4. Would the acceptance of a separation allowance have any effect on determining whether an employee could maintain a current connection under this exception provision?
In cases where an employee has no option to remain in the service of his or her employer, the termination of the employment is considered involuntary, regardless of whether the employee receives a separation allowance.
However, an employee who chooses a separation allowance instead of keeping his or her seniority rights to railroad employment in his last class or craft would, for railroad retirement purposes, generally be considered to have voluntarily terminated railroad service, and consequently would not maintain a current connection under the exception provision.
5. An employee with 25 years of service is offered a separation allowance with the option of either taking payment in a single lump sum or of receiving monthly payments until retirement age. Could the method of payment affect the employee's current connection under the exception provision?
If the employee had the choice to remain in employer service and voluntarily relinquished job rights to accept the payments, his or her current connection would not be maintained under the exception provision, regardless of which payment option is chosen. Therefore, nonrailroad work after the 30-month period and before retirement or death could break the employee's current connection.
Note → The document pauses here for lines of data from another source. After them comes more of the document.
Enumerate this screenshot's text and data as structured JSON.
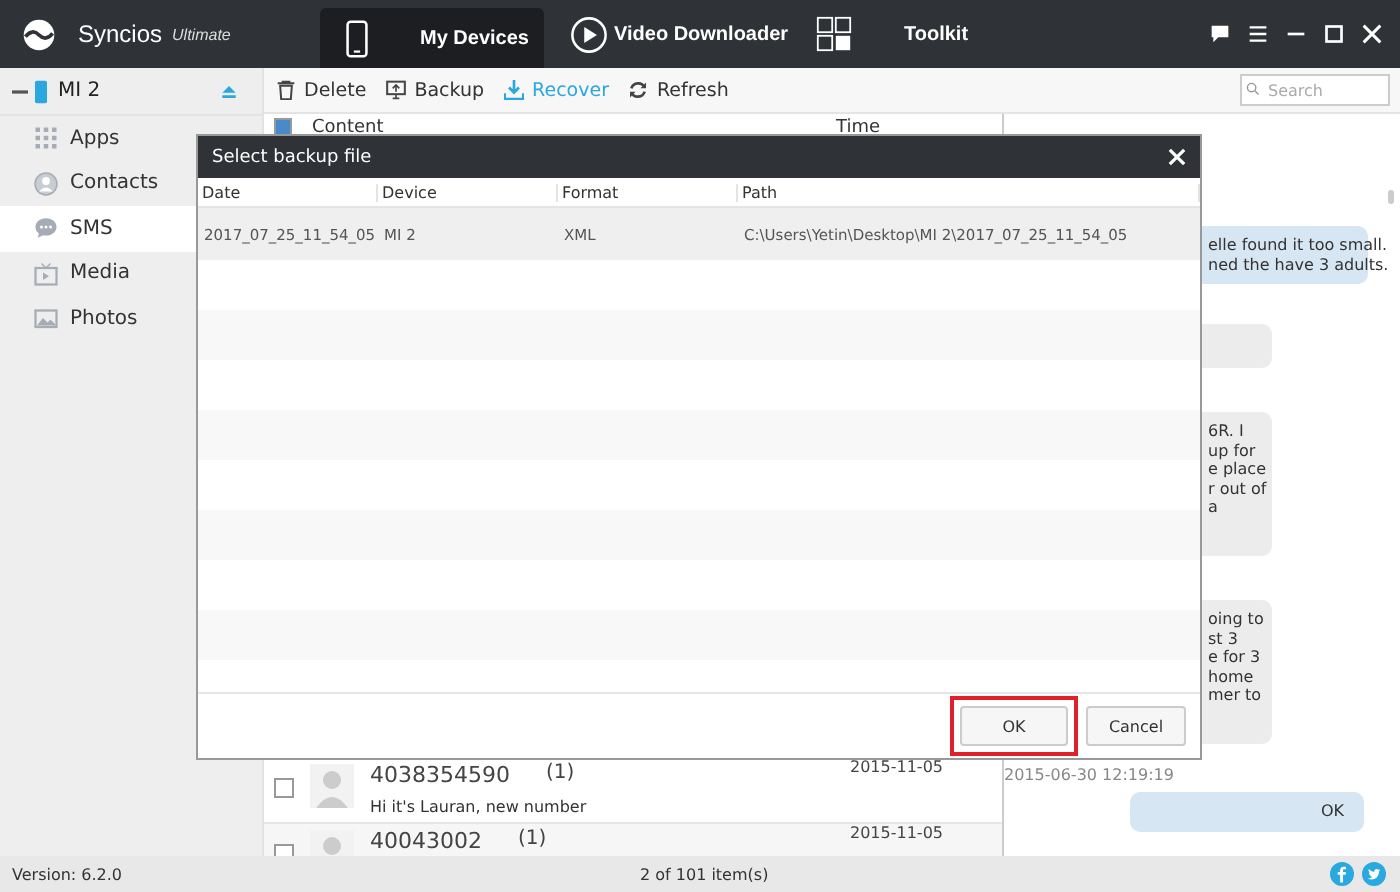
{
  "app": {
    "name": "Syncios",
    "edition": "Ultimate"
  },
  "nav_tabs": [
    {
      "label": "My Devices",
      "selected": true
    },
    {
      "label": "Video Downloader",
      "selected": false
    },
    {
      "label": "Toolkit",
      "selected": false
    }
  ],
  "device": {
    "name": "MI 2"
  },
  "sidebar": [
    {
      "label": "Apps",
      "selected": false
    },
    {
      "label": "Contacts",
      "selected": false
    },
    {
      "label": "SMS",
      "selected": true
    },
    {
      "label": "Media",
      "selected": false
    },
    {
      "label": "Photos",
      "selected": false
    }
  ],
  "toolbar": [
    {
      "label": "Delete",
      "active": false
    },
    {
      "label": "Backup",
      "active": false
    },
    {
      "label": "Recover",
      "active": true
    },
    {
      "label": "Refresh",
      "active": false
    }
  ],
  "search": {
    "placeholder": "Search"
  },
  "list": {
    "select_all_checked": true,
    "columns": [
      "Content",
      "Time"
    ],
    "rows": [
      {
        "contact": "4038354590",
        "count": "(1)",
        "preview": "Hi it's Lauran, new number",
        "time": "2015-11-05",
        "checked": false
      },
      {
        "contact": "40043002",
        "count": "(1)",
        "time": "2015-11-05",
        "checked": false
      }
    ]
  },
  "chat": [
    {
      "kind": "sent",
      "lines": [
        "elle found it too small.",
        "ned the have 3 adults."
      ]
    },
    {
      "kind": "received"
    },
    {
      "kind": "received",
      "lines": [
        "6R. I",
        "up for",
        "e place",
        "r out of",
        "a"
      ]
    },
    {
      "kind": "received",
      "lines": [
        "oing to",
        "st 3",
        "e for 3",
        "home",
        "mer to"
      ]
    },
    {
      "kind": "timestamp",
      "lines": [
        "2015-06-30 12:19:19"
      ]
    },
    {
      "kind": "sent",
      "lines": [
        "OK"
      ]
    }
  ],
  "dialog": {
    "title": "Select backup file",
    "columns": [
      "Date",
      "Device",
      "Format",
      "Path"
    ],
    "rows": [
      {
        "cells": [
          "2017_07_25_11_54_05",
          "MI 2",
          "XML",
          "C:\\Users\\Yetin\\Desktop\\MI 2\\2017_07_25_11_54_05"
        ],
        "selected": true
      }
    ],
    "buttons": [
      {
        "label": "OK",
        "highlighted": true
      },
      {
        "label": "Cancel",
        "highlighted": false
      }
    ]
  },
  "status_bar": {
    "version": "Version: 6.2.0",
    "count": "2 of 101 item(s)"
  }
}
Such an employee could only meet the current connection requirement under the normal procedures.
An employee considering accepting a separation allowance should also be aware that if he or she relinquishes job rights to accept a separation allowance, the compensation cannot be used to credit additional service months beyond the month in which the employee severed his or her employment relation, regardless of whether payment is made in a lump sum or on a periodic basis.
6. What if an employee is given the option of retaining job rights and receiving monthly dismissal allowances until retirement age?
If an employee retains job rights and receives monthly dismissal allowances, the compensation is credited to the months for which payments are allocated. This is true even if the employee later relinquishes job rights after the end of the period for which a monthly dismissal allowance was paid.
If the payments continued until retirement age, this could extend the employee's rail service until that time and thereby also maintain his or her current connection, regardless of years of service.
7. Could the 1981 exception provision apply in cases where an employee has 25 years of railroad retirement coverage and a company reorganization results in the employee's job being placed under social security coverage?
The exception provision has been considered applicable by the Board in cases where a 25-year employee's job changed from railroad retirement coverage to social security coverage and the employee had, in effect, no choice available to remain in railroad retirement covered service.
Such 25-year employees have been deemed to have a current connection for purposes of supplemental and survivor annuities.
8. Where can a person get more specific information on the current connection requirement?
Railroaders and former employees can contact the nearest field office of the Railroad Retirement Board for information on how their eligibility for benefits is affected by this requirement. Most Board field offices are open to the public from 9:00 a.m. to 3:30 p.m., Monday through Friday.
In addition, information can be accessed through the Railroad Retirement Board's Internet website at <www.rrb.gov>.